The cartel allegations notably focus on the AdBlue selective catalytic reduction system, which uses urea to clean up nitrogen-oxide emissions and needs a 5-gallon (19-L) tank to work. Reports in German national news magazine Der Spiegel contained allegations that the companies agreed to use maximum 2.1-gallon (8-L) tanks allowing more trunk room but rendering AdBlue ineffective.

Daimler and VW blew the whistle on the cartel in July and the EC launched an investigation.

“The Commission can confirm that Daimler and VW are cooperating with the Commission under its leniency program,” an EU spokesperson tells WardsAuto, adding the program “is an effective method for the Commission to uncover and sanction anticompetitive agreements between companies.”

The cartel probe has prompted sharp criticism of the German auto sector by environmentalists.

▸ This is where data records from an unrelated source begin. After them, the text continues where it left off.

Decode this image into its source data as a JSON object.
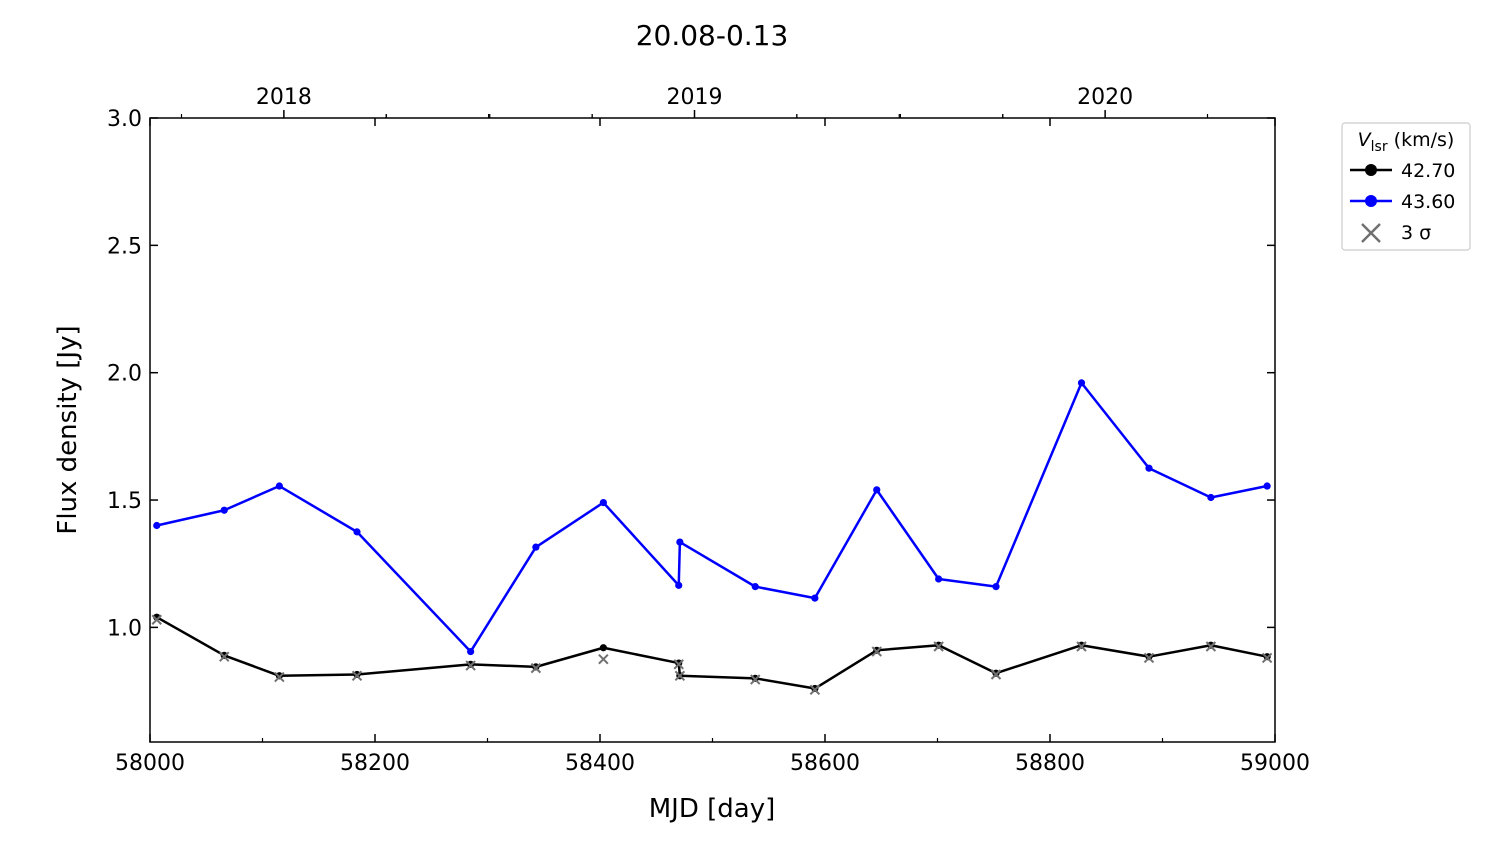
{
  "chart_data": {
    "type": "line",
    "title": "20.08-0.13",
    "xlabel": "MJD [day]",
    "ylabel": "Flux density [Jy]",
    "xlim": [
      58000,
      59000
    ],
    "ylim": [
      0.55,
      3.0
    ],
    "x_ticks": [
      58000,
      58200,
      58400,
      58600,
      58800,
      59000
    ],
    "y_ticks": [
      1.0,
      1.5,
      2.0,
      2.5,
      3.0
    ],
    "y_tick_labels": [
      "1.0",
      "1.5",
      "2.0",
      "2.5",
      "3.0"
    ],
    "top_axis": {
      "ticks": [
        {
          "label": "2018",
          "x": 58119
        },
        {
          "label": "2019",
          "x": 58484
        },
        {
          "label": "2020",
          "x": 58849
        }
      ]
    },
    "grid": false,
    "legend": {
      "title_main": "V",
      "title_sub": "lsr",
      "title_unit": " (km/s)",
      "placement": "outside-right",
      "sigma_label": "3 σ"
    },
    "series": [
      {
        "name": "42.70",
        "color": "#000000",
        "x": [
          58006,
          58066,
          58115,
          58184,
          58285,
          58343,
          58403,
          58470,
          58471,
          58538,
          58591,
          58646,
          58701,
          58752,
          58828,
          58888,
          58943,
          58993
        ],
        "y": [
          1.04,
          0.89,
          0.81,
          0.815,
          0.855,
          0.845,
          0.92,
          0.86,
          0.81,
          0.8,
          0.76,
          0.91,
          0.93,
          0.82,
          0.93,
          0.885,
          0.93,
          0.885
        ]
      },
      {
        "name": "43.60",
        "color": "#0000ff",
        "x": [
          58006,
          58066,
          58115,
          58184,
          58285,
          58343,
          58403,
          58470,
          58471,
          58538,
          58591,
          58646,
          58701,
          58752,
          58828,
          58888,
          58943,
          58993
        ],
        "y": [
          1.4,
          1.46,
          1.555,
          1.375,
          0.905,
          1.315,
          1.49,
          1.165,
          1.335,
          1.16,
          1.115,
          1.54,
          1.19,
          1.16,
          1.96,
          1.625,
          1.51,
          1.555
        ]
      }
    ],
    "sigma_points": {
      "name": "3 σ",
      "color": "#707070",
      "x": [
        58006,
        58066,
        58115,
        58184,
        58285,
        58343,
        58403,
        58470,
        58471,
        58538,
        58591,
        58646,
        58701,
        58752,
        58828,
        58888,
        58943,
        58993
      ],
      "y": [
        1.03,
        0.885,
        0.805,
        0.81,
        0.85,
        0.84,
        0.875,
        0.855,
        0.81,
        0.795,
        0.755,
        0.905,
        0.925,
        0.815,
        0.925,
        0.88,
        0.925,
        0.88
      ]
    }
  }
}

Greg Archer, clean-vehicles director at the European think-tank Transport & Environment, says: “Following the Dieselgate scandal it is illustrative of an industry that views itself above the law with an unhealthy influence over the design of European regulations; and close relationships with governments that are desperate to preserve domestic jobs in manufacturing.”

The German automotive-industry association VDA has been contrite. It has said the “allegations must be pursued consistently,” adding the auto industry for its part “have to cooperate with the authorities without restriction and provide full information.”

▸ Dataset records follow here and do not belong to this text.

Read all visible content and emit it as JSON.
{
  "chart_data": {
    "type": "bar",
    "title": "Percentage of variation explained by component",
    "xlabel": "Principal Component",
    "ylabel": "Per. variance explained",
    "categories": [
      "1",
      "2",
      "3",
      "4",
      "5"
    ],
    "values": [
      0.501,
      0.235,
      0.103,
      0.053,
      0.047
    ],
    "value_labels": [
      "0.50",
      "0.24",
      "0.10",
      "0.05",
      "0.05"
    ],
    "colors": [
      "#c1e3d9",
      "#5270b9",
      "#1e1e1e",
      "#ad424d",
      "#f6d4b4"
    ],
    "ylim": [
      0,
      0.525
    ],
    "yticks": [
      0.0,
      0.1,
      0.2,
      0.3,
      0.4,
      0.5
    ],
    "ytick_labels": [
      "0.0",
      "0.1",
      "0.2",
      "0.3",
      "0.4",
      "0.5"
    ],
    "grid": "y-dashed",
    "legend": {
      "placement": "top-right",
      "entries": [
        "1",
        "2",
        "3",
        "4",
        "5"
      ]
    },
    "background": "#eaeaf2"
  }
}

The VDA says that for it and its 600-plus members, “illegal agreements, as well as surfing in legal gray areas, are unacceptable.”

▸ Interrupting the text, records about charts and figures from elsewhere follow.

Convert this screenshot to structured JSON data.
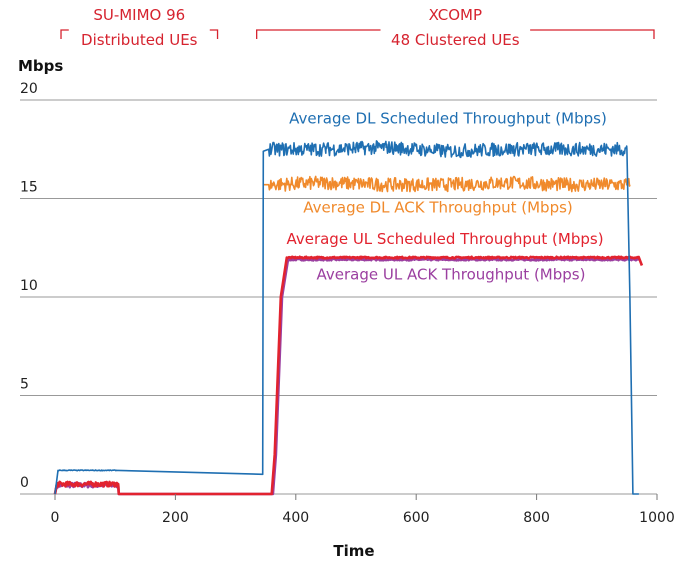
{
  "chart_data": {
    "type": "line",
    "xlabel": "Time",
    "ylabel": "Mbps",
    "xlim": [
      0,
      1000
    ],
    "ylim": [
      0,
      20
    ],
    "xticks": [
      0,
      200,
      400,
      600,
      800,
      1000
    ],
    "yticks": [
      0,
      5,
      10,
      15,
      20
    ],
    "grid": "horizontal",
    "annotations": [
      {
        "line1": "SU-MIMO 96",
        "line2": "Distributed UEs",
        "x_start": 10,
        "x_end": 270
      },
      {
        "line1": "XCOMP",
        "line2": "48 Clustered UEs",
        "x_start": 335,
        "x_end": 995
      }
    ],
    "series": [
      {
        "name": "Average DL Scheduled Throughput (Mbps)",
        "color": "#1f6fb2",
        "x": [
          0,
          5,
          105,
          345,
          346,
          355,
          450,
          550,
          650,
          750,
          850,
          950,
          955,
          960,
          970
        ],
        "y": [
          0,
          1.2,
          1.2,
          1.0,
          17.4,
          17.5,
          17.5,
          17.6,
          17.4,
          17.5,
          17.5,
          17.5,
          10,
          0,
          0
        ]
      },
      {
        "name": "Average DL ACK Throughput (Mbps)",
        "color": "#f08a2c",
        "x": [
          346,
          355,
          450,
          550,
          650,
          750,
          850,
          955
        ],
        "y": [
          15.7,
          15.7,
          15.8,
          15.7,
          15.7,
          15.8,
          15.7,
          15.7
        ]
      },
      {
        "name": "Average UL Scheduled Throughput (Mbps)",
        "color": "#e2232f",
        "x": [
          0,
          3,
          105,
          106,
          360,
          365,
          375,
          385,
          500,
          700,
          900,
          970,
          975
        ],
        "y": [
          0,
          0.5,
          0.5,
          0,
          0,
          2,
          10,
          12.0,
          12.0,
          12.0,
          12.0,
          12.0,
          11.6
        ]
      },
      {
        "name": "Average UL ACK Throughput (Mbps)",
        "color": "#9b3fa0",
        "x": [
          0,
          3,
          105,
          106,
          362,
          367,
          377,
          387,
          500,
          700,
          900,
          970
        ],
        "y": [
          0,
          0.45,
          0.45,
          0,
          0,
          2,
          10,
          11.9,
          11.9,
          11.9,
          11.9,
          11.9
        ]
      }
    ]
  }
}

Meanwhile, the inquiries continue. On Oct. 16 the commission and the Bundeskartellamt, Germany’s antitrust body, swooped in on BMW’s premises to look for evidence of anticompetitive behavior, both on paper and electronically. Oct. 23 was Audi, Daimler and VW’s turn.

Both times the EC issued statements announcing the raids, but not which companies were involved – although the companies themselves subsequently disclosed their involvement.

The EC said the inspections related to “concerns that several German car manufacturers may have violated EU antitrust rules that prohibit cartels and restrictive business practices.”  But, it stressed: “The fact that the Commission carries out inspections does not mean that the inspected companies are guilty of anticompetitive behavior, nor does it prejudge the outcome of the investigation itself.”

Its caution reflects how the probe could take over a year as the EC has no legal deadline to complete antitrust inquiries.